You also have a staff, which is stronger based on how much magic you have and how evenly-proportioned your character is. You have complete control with spell progression, and there are 4 spell categories.

Quest 64 doesn't bore you with cut scenes (though it's people talk a lot). You'll fight lots of monsters, and, more importantly, explore lots of areas. The story is developed through dialogue with NPCs. The music always great, every track is enjoyable with some exceptional pieces interspersed. The world changes from night to day, slowly... and that's when you might realize something about Quest 64, after having played through ten hours or so: this game is massive. Environments, castles, towns are pretty large and there is a huge world to explore. Unfortunately you explore it in a linear fashion and rarely return more than one town behind you, but the result is that you are constantly exploring new territory.

I'd go so far as to say that Quest 64 feels like a combination of an 8-Bit RPG and a massive 3D adventure like Oblivion or World of Warcraft.

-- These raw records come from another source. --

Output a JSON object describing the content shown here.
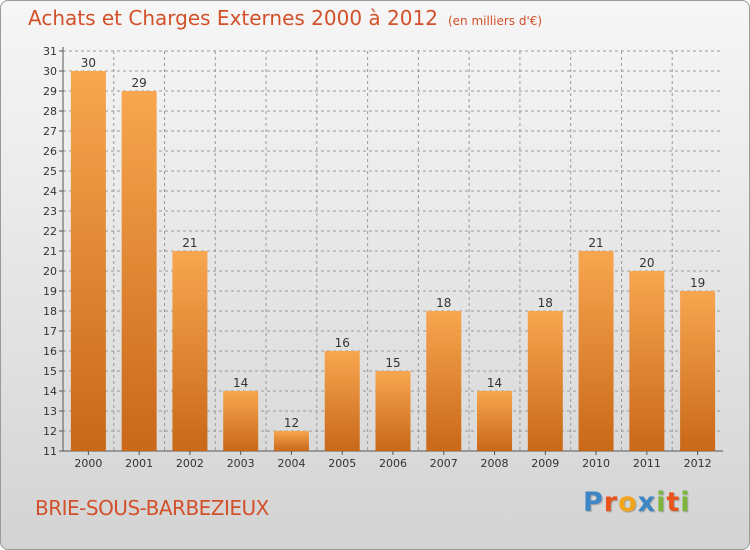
{
  "header": {
    "title": "Achats et Charges Externes 2000 à 2012",
    "subtitle": "(en milliers d'€)"
  },
  "footer": {
    "place": "BRIE-SOUS-BARBEZIEUX",
    "logo": {
      "text": "Proxiti",
      "letters": [
        {
          "char": "P",
          "color": "#3d86c6"
        },
        {
          "char": "r",
          "color": "#e8541c"
        },
        {
          "char": "o",
          "color": "#f2a51a"
        },
        {
          "char": "x",
          "color": "#3d86c6"
        },
        {
          "char": "i",
          "color": "#7bb63a"
        },
        {
          "char": "t",
          "color": "#e8541c"
        },
        {
          "char": "i",
          "color": "#7bb63a"
        }
      ]
    }
  },
  "colors": {
    "title": "#d2502a",
    "bar_light": "#f8a650",
    "bar_dark": "#c86818",
    "grid": "#9a9a9a"
  },
  "chart_data": {
    "type": "bar",
    "categories": [
      "2000",
      "2001",
      "2002",
      "2003",
      "2004",
      "2005",
      "2006",
      "2007",
      "2008",
      "2009",
      "2010",
      "2011",
      "2012"
    ],
    "values": [
      30,
      29,
      21,
      14,
      12,
      16,
      15,
      18,
      14,
      18,
      21,
      20,
      19
    ],
    "title": "Achats et Charges Externes 2000 à 2012",
    "ylim": [
      11,
      31
    ],
    "yticks": [
      11,
      12,
      13,
      14,
      15,
      16,
      17,
      18,
      19,
      20,
      21,
      22,
      23,
      24,
      25,
      26,
      27,
      28,
      29,
      30,
      31
    ],
    "grid": true,
    "data_labels": true
  }
}
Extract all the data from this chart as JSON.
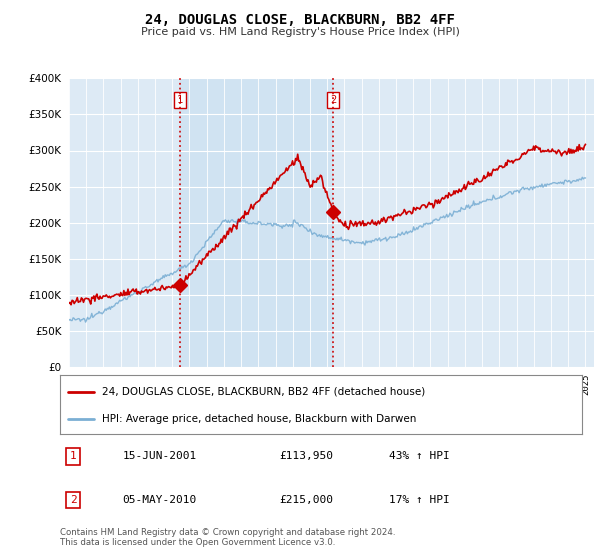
{
  "title": "24, DOUGLAS CLOSE, BLACKBURN, BB2 4FF",
  "subtitle": "Price paid vs. HM Land Registry's House Price Index (HPI)",
  "legend_line1": "24, DOUGLAS CLOSE, BLACKBURN, BB2 4FF (detached house)",
  "legend_line2": "HPI: Average price, detached house, Blackburn with Darwen",
  "sale1_label": "1",
  "sale1_date": "15-JUN-2001",
  "sale1_price": "£113,950",
  "sale1_hpi": "43% ↑ HPI",
  "sale2_label": "2",
  "sale2_date": "05-MAY-2010",
  "sale2_price": "£215,000",
  "sale2_hpi": "17% ↑ HPI",
  "footnote": "Contains HM Land Registry data © Crown copyright and database right 2024.\nThis data is licensed under the Open Government Licence v3.0.",
  "hpi_color": "#7bafd4",
  "price_color": "#cc0000",
  "vline_color": "#cc0000",
  "background_plot": "#ddeaf5",
  "shade_color": "#c8dff0",
  "background_fig": "#ffffff",
  "ylim": [
    0,
    400000
  ],
  "sale1_x": 2001.46,
  "sale1_y": 113950,
  "sale2_x": 2010.34,
  "sale2_y": 215000,
  "xmin": 1995.0,
  "xmax": 2025.5
}
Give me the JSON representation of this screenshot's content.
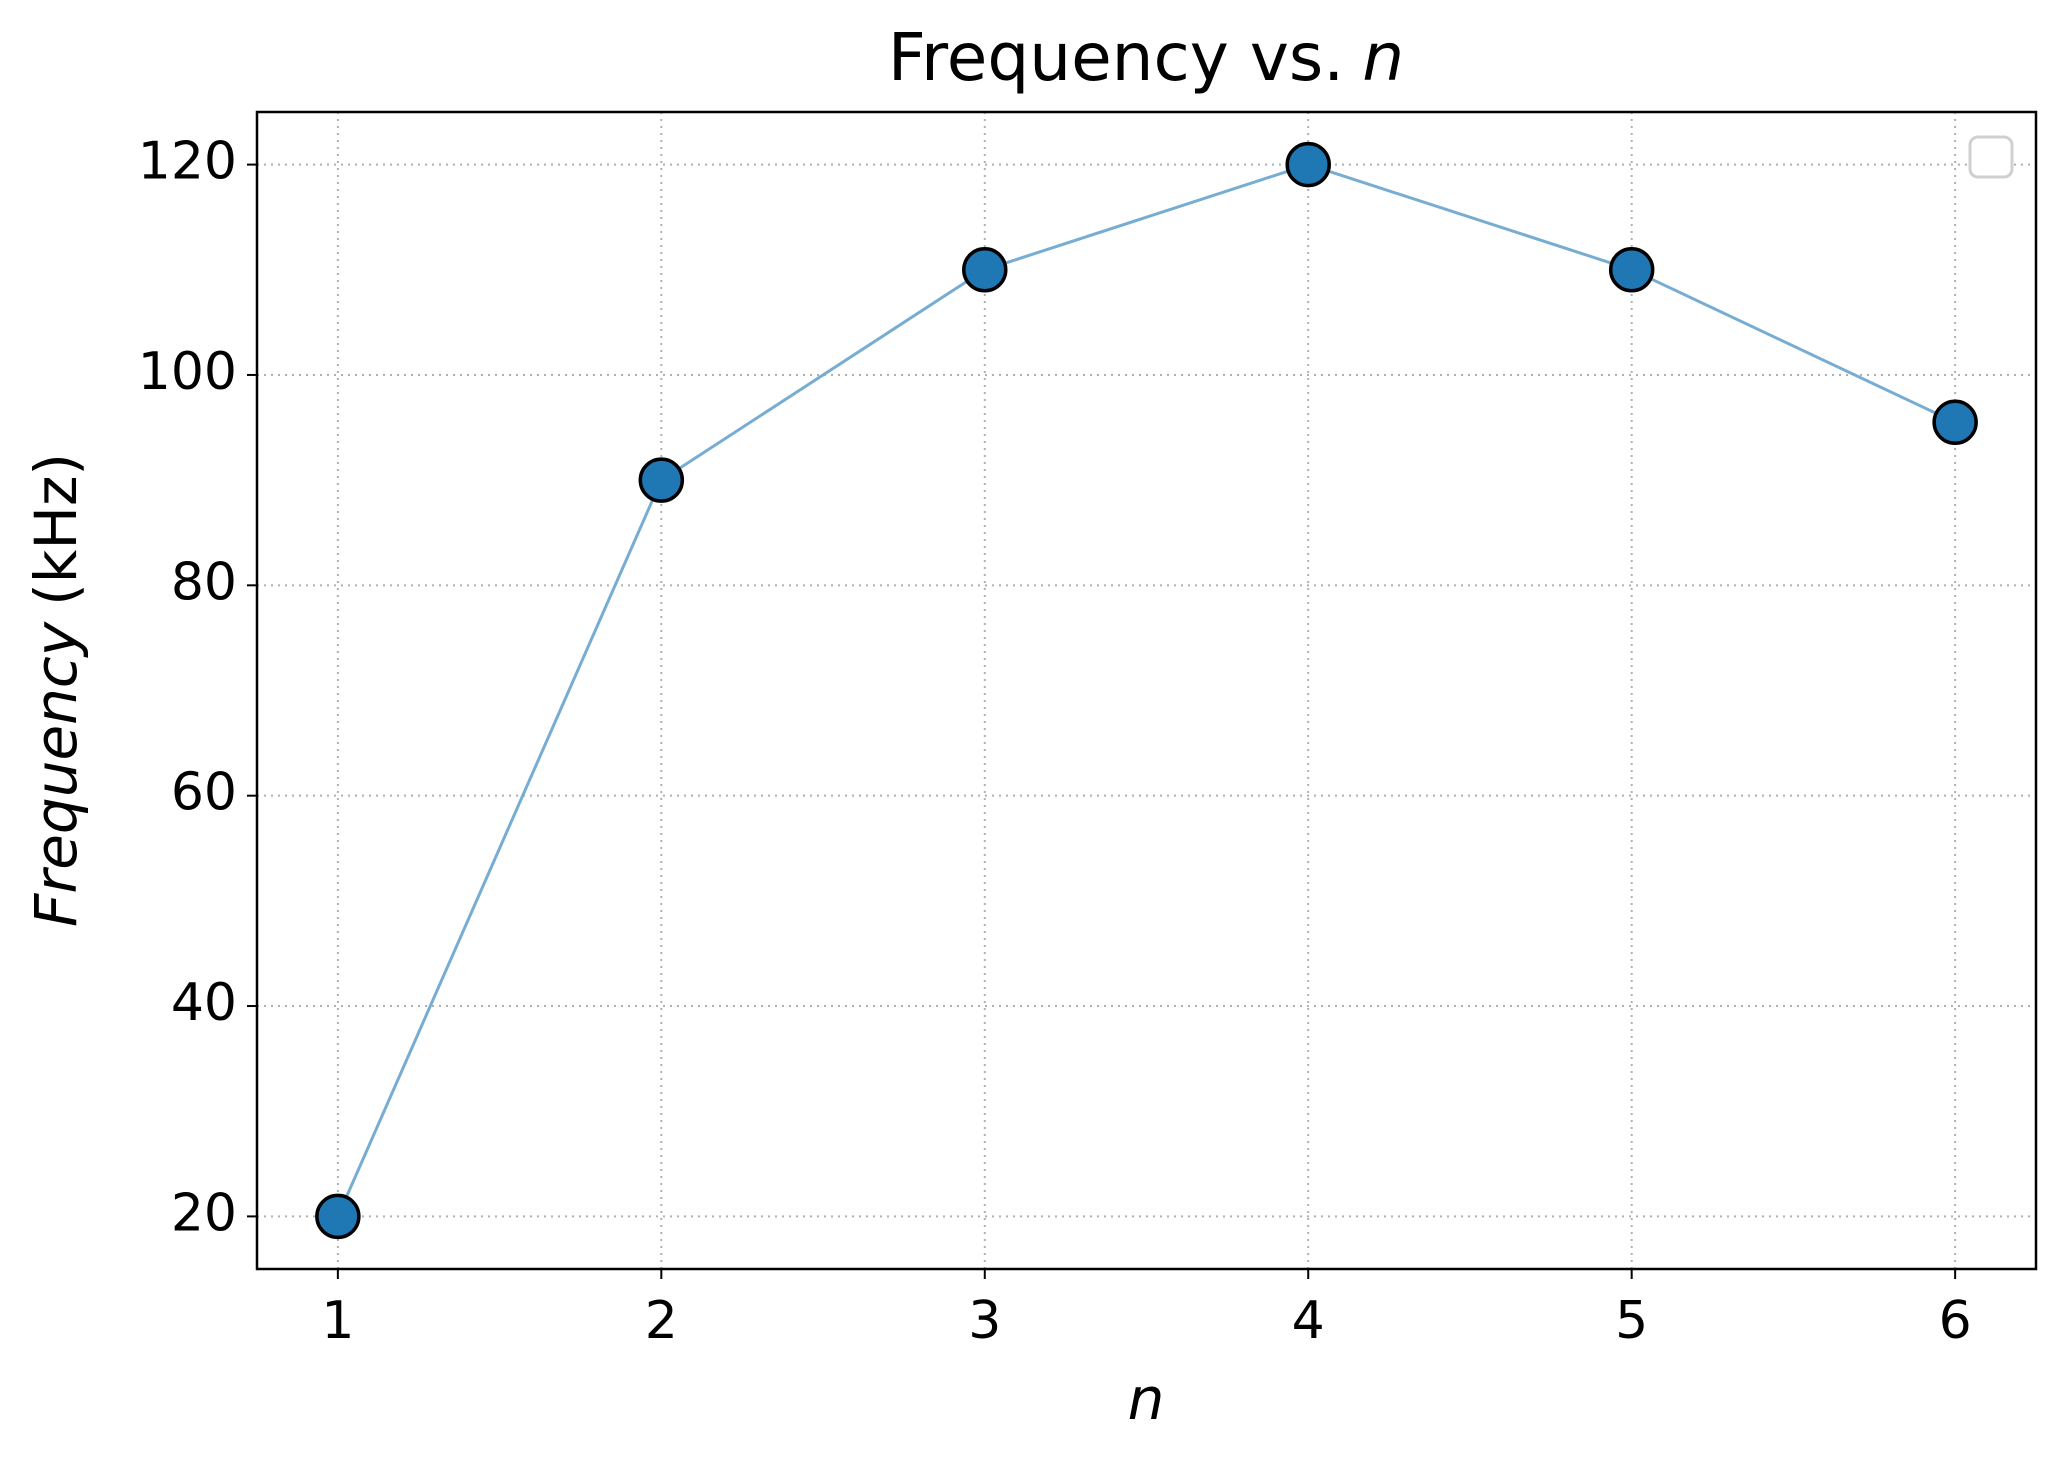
{
  "chart_data": {
    "type": "line",
    "title": [
      "Frequency vs.",
      "n"
    ],
    "x_label": "n",
    "y_label": [
      "Frequency",
      "(kHz)"
    ],
    "x": [
      1,
      2,
      3,
      4,
      5,
      6
    ],
    "series": [
      {
        "color": "#1f77b4",
        "line_color": "#77acd3",
        "values": [
          20,
          90,
          110,
          120,
          110,
          95.5
        ]
      }
    ],
    "xlim": [
      0.75,
      6.25
    ],
    "xticks": [
      1,
      2,
      3,
      4,
      5,
      6
    ],
    "ylim": [
      15,
      125
    ],
    "yticks": [
      20,
      40,
      60,
      80,
      100,
      120
    ],
    "grid": true
  }
}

That, and one of the coolest final dungeons in video games.

The brilliance of Quest 64 is that while most video games take place in an "environment," others games almost create a complete world. Quest 64 is one of those games. The texture mapping and polygon count might be low, but that allowed the designers to make Quest 64 an expansive and memorable adventure.

Protip: if you move the joystick to the left or right (in town, in an open area) Brian should run in a circle. Unplug the controller, and Brian should continue to run in a circle. Now, while you wait several hours let's talk about how the game raises your agility. By running. Eventually you'll have 255 Agility and your movement octagon will be larger than the battlefield. No enemy can touch you, and you'll never miss with your staff.

Screenshots are from the European version. Long story. The games are basically identical aside from a few changes (Brian's name and his cloak color, for example), this article refers to the American version, but I thought people familiar with the NA version might like to see what our friends in Europe played at 50 fps.







7 comments:

Benjamin Fennell said...

I never actually got to play this one. I'm hoping it'll hit the Virtual Console in time. (Along with Harvest Moon 64 and Ogre Battle 64, as so to complete the RPG library on there.)

8bitcity said...

It uses the controller pack to save, so, to my knowledge, it won't be released on the VC (unless they did that and I didn't notice).

Colin said...

Man i always wanted to play this game when i was a kid, i had a 64 but for some reason i never got around to buying it. seems like i missed out.

Benjamin Fennell said...

Ah, a shame. I've got one of those packs, at least, so maybe I'll just track down a copy of the original cart sometime then. Though considering what they did with Pokemon Snap, you'd think N64 game code could be touched up a bit to make controller pack save games work on the VC.

Del_Duio said...

The only N64 RPGs I had that were worth playing were Ogre Battle & Aidyn Chronicles (but Ogre Battle >>>>>>>>> Aidyn Chronicles).

And no, OoT is not an RPG :)

Anonymous said...

cool review. i've had a copy of this lying around. will give it a try at some point.

Anonymous said...

Anybody got a scan of the Prima strategy guide for this game? I've been looking for it for ages.